SERANG, WILIP.ID – Pengurus Serikat Media Siber Indonesia (SMSI) Provinsi Banten periode 2025–2029 resmi dilantik di Gedung Serba Guna DPRD Banten, Jumat (12/12/2025). Pelantikan ini menandai kembalinya Lesman Bangun sebagai Ketua SMSI Banten untuk kedua kalinya.
Acara pelantikan berlangsung dengan dihadiri unsur Forkopimda Banten, kepala dinas Kominfo kabupaten/kota, lembaga mitra seperti BPJS Ketenagakerjaan, Bank Banten, Bank BJB, serta para pimpinan organisasi pers, termasuk PWI.
Dalam sambutannya, Lesman Bangun menegaskan komitmennya membawa SMSI Banten menjadi mitra strategis pemerintah daerah, terutama menuju Hari Pers Nasional 2026 yang akan digelar di Banten. Ia memaparkan tiga program utama yang akan menjadi fokus organisasi:
1. Ekspedisi Sejarah dan Budaya Banten
Menelusuri berbagai wilayah untuk mendokumentasikan jejak sejarah, budaya, dan identitas Banten.
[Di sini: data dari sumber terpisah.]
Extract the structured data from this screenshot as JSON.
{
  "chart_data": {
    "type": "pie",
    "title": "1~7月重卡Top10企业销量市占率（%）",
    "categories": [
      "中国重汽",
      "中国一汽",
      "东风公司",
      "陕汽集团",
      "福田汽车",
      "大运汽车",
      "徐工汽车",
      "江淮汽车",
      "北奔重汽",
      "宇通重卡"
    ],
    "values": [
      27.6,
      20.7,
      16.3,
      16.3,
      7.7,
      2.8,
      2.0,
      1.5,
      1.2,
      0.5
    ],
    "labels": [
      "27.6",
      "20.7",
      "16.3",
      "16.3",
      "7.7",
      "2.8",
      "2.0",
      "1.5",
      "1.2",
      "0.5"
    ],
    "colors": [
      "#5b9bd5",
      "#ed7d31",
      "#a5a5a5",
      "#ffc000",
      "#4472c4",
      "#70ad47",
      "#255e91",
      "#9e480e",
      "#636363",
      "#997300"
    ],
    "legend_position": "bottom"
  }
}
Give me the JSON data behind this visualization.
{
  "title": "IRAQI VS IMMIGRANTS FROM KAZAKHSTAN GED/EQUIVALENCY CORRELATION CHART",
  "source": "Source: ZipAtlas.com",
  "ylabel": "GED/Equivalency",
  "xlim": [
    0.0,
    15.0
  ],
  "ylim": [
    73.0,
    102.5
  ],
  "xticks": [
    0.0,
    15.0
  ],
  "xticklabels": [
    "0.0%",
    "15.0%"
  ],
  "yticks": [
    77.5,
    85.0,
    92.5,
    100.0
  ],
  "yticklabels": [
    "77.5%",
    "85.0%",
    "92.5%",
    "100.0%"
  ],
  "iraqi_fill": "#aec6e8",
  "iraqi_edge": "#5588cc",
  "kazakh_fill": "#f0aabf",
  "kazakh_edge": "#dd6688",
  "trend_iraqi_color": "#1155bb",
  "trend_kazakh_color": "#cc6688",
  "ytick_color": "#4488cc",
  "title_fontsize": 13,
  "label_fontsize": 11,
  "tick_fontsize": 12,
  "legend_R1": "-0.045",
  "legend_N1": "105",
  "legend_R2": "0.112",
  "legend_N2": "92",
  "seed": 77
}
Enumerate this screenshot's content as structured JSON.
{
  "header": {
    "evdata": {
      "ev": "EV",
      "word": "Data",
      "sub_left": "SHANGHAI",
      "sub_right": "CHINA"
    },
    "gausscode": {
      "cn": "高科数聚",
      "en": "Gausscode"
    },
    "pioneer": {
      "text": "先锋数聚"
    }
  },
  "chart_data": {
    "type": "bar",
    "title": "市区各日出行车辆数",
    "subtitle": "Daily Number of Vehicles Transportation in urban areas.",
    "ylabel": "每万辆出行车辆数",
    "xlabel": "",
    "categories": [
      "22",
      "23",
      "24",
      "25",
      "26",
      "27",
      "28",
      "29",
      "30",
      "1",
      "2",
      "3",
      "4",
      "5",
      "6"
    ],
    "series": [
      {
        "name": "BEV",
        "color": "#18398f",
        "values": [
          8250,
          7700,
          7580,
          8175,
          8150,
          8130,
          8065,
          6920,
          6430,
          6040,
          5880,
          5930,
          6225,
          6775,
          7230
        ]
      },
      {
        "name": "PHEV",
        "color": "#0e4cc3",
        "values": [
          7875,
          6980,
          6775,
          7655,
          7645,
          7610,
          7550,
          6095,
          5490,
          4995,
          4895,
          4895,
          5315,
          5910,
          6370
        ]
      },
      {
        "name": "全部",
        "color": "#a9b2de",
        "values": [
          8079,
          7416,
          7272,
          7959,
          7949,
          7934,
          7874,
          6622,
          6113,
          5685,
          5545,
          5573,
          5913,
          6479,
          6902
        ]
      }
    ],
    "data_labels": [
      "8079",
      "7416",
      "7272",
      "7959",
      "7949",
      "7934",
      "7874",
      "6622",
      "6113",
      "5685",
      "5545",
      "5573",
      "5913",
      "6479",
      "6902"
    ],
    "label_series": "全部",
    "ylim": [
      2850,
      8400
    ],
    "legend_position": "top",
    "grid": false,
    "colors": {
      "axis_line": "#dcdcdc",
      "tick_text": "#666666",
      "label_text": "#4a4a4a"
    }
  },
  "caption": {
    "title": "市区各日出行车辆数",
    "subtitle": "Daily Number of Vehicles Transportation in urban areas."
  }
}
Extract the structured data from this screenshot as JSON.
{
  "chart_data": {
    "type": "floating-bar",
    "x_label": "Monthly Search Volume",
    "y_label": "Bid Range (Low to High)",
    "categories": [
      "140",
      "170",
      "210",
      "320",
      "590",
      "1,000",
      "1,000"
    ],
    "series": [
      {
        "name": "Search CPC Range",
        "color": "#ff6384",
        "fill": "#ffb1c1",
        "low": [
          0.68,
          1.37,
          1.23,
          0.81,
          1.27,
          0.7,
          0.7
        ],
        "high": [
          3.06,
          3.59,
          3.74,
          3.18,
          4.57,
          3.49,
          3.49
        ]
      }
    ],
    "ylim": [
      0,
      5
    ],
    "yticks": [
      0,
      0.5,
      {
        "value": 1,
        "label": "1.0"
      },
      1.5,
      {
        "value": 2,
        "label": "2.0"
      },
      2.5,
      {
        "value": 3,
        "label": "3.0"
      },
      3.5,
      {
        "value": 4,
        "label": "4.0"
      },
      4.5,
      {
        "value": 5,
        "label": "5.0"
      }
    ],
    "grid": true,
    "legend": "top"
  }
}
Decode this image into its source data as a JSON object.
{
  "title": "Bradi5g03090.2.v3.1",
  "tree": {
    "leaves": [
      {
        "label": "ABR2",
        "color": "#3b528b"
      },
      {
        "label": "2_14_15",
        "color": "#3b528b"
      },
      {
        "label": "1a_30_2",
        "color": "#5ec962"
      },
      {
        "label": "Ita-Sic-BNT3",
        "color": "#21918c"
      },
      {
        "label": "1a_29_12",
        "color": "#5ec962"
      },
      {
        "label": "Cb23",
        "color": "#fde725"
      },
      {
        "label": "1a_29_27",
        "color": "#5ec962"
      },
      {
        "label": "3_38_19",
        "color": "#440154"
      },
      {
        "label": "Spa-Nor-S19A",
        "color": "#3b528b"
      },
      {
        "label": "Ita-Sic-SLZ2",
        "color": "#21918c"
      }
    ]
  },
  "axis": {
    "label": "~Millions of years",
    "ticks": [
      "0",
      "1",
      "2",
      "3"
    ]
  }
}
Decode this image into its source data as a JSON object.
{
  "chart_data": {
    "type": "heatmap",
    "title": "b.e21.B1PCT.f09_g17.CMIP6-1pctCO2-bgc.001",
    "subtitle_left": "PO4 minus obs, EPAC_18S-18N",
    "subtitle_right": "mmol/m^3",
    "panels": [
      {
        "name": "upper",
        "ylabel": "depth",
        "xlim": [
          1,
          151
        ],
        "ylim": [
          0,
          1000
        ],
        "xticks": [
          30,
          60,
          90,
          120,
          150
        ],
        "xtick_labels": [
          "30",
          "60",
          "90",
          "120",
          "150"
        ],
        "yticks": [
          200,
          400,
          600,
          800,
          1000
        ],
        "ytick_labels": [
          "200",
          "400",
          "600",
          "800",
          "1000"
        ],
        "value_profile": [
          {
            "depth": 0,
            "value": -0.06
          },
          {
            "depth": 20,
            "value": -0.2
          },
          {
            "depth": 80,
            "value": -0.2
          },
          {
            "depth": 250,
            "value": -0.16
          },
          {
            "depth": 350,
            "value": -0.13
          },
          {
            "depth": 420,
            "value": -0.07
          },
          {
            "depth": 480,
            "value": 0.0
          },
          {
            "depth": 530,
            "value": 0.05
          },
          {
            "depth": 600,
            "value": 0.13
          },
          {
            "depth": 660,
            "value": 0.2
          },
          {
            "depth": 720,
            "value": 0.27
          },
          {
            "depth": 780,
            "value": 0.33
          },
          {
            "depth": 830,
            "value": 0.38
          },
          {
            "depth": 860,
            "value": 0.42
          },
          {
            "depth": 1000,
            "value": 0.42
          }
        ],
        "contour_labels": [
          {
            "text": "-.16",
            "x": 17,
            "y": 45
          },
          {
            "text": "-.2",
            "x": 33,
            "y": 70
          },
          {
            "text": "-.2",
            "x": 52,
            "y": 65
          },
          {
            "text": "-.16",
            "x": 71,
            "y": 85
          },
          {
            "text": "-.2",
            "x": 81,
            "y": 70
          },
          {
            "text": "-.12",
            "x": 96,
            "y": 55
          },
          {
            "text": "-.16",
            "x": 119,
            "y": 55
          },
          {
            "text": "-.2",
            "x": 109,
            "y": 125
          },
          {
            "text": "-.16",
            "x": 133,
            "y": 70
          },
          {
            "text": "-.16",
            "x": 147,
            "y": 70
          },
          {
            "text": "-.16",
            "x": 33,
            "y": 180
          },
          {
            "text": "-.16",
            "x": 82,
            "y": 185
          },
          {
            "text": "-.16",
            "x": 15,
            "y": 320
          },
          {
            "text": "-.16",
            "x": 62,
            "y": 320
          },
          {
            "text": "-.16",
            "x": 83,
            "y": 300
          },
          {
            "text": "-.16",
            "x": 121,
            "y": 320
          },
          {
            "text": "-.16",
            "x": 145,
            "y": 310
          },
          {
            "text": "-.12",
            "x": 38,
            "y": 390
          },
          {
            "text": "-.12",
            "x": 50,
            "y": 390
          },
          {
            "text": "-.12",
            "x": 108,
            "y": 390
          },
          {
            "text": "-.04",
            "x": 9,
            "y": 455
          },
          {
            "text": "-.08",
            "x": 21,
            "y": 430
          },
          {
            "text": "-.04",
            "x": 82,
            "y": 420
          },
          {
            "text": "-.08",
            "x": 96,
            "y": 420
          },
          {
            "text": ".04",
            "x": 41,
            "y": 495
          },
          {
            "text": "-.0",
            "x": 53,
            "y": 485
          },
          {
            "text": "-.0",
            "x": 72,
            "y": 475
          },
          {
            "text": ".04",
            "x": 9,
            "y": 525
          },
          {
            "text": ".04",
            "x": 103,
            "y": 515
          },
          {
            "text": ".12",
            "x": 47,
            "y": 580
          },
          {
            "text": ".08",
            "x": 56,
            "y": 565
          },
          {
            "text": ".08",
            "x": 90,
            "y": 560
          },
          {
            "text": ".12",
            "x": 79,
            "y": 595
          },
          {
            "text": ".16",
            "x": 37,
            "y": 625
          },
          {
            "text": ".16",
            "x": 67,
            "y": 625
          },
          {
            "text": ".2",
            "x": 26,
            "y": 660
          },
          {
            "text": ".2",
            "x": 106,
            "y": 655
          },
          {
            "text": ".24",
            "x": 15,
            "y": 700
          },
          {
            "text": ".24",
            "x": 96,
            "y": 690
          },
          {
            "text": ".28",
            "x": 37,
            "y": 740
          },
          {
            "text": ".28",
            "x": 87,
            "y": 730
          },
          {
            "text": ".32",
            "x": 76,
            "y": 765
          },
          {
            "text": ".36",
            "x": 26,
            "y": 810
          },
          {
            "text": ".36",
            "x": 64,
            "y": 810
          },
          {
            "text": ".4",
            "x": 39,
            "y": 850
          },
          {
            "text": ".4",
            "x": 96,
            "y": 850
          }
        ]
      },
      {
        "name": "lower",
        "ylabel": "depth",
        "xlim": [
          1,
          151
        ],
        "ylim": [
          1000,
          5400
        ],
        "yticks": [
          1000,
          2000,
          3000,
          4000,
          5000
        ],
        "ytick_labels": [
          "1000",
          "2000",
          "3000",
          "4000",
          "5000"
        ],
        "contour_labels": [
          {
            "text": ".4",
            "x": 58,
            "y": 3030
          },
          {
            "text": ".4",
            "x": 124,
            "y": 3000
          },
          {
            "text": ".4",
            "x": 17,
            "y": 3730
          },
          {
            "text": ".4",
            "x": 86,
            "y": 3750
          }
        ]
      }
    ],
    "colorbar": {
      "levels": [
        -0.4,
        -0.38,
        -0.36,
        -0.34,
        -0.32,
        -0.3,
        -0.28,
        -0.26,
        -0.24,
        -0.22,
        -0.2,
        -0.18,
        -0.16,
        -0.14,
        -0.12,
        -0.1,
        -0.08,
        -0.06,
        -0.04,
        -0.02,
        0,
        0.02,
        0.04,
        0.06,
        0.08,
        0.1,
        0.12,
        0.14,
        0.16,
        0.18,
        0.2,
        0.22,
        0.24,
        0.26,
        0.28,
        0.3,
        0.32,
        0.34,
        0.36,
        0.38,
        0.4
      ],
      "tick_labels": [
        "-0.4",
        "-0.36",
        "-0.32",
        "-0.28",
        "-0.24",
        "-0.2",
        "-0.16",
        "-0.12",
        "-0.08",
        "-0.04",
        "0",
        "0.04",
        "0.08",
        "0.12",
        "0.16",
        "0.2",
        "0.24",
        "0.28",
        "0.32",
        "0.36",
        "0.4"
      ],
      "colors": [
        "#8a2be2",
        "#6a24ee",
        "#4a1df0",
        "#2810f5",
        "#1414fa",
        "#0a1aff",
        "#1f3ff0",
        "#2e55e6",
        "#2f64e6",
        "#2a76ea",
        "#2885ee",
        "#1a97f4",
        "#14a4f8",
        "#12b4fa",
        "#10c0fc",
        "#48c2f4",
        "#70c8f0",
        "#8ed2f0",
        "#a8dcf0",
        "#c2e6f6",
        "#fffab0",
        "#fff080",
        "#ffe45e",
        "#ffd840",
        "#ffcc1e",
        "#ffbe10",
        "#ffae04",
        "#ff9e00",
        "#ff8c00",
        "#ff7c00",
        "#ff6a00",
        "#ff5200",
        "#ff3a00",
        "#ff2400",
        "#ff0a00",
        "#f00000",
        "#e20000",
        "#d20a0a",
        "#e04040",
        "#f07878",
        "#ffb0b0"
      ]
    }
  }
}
2. Peresmian Konvensi Siber di Kota Cilegon
Ajang edukasi, kolaborasi, dan peningkatan kompetensi media siber di era digital.
3. Peluncuran perdana Museum Siber Indonesia di Kota Serang
Dirancang sebagai ruang edukasi publik mengenai literasi digital, sejarah media siber, serta perkembangan teknologi informasi.
“Kami bertekad mengangkat martabat Provinsi Banten, karena sejarah lahirnya SMSI bermula dari Banten,” ujar Lesman Bangun.
Sekretaris Jenderal SMSI Pusat, Makali Kumar—mewakili Ketua Umum PWI Pusat Firdaus—menggarisbawahi kembali sejarah pendirian SMSI yang lahir di Banten pada 7 Maret 2017.
“Ketika SMSI berdiri di Indonesia, itu bermula dari Banten. Kini SMSI menjadi salah satu organisasi pers terbesar di dunia dengan anggota mencapai 2.800 perusahaan media siber,” katanya.
Ia menegaskan pentingnya media digital untuk terus beradaptasi dengan teknologi, menjaga kualitas informasi, serta menjalankan fungsi edukatif dan kontrol sosial.
Gubernur Banten melalui Staf Ahli Kemasyarakatan dan SDM, Dr. Nana Supiana, menyampaikan apresiasi atas kontribusi SMSI selama ini dalam mendukung pembangunan daerah.
“Kolaborasi selama ini sangat memuaskan. SMSI memiliki peran strategis sebagai pilar penting pembangunan Banten,” ujar Dr. Nana.
Ia mengatakan tingginya penetrasi internet di Banten harus dimanfaatkan untuk mempromosikan potensi daerah, destinasi wisata, hingga berbagai capaian pemerintah daerah.
“SMSI Banten kami harap dapat menjadi katalisator pembangunan dengan terus memperkuat kolaborasi bersama pemerintah,” tutupnya.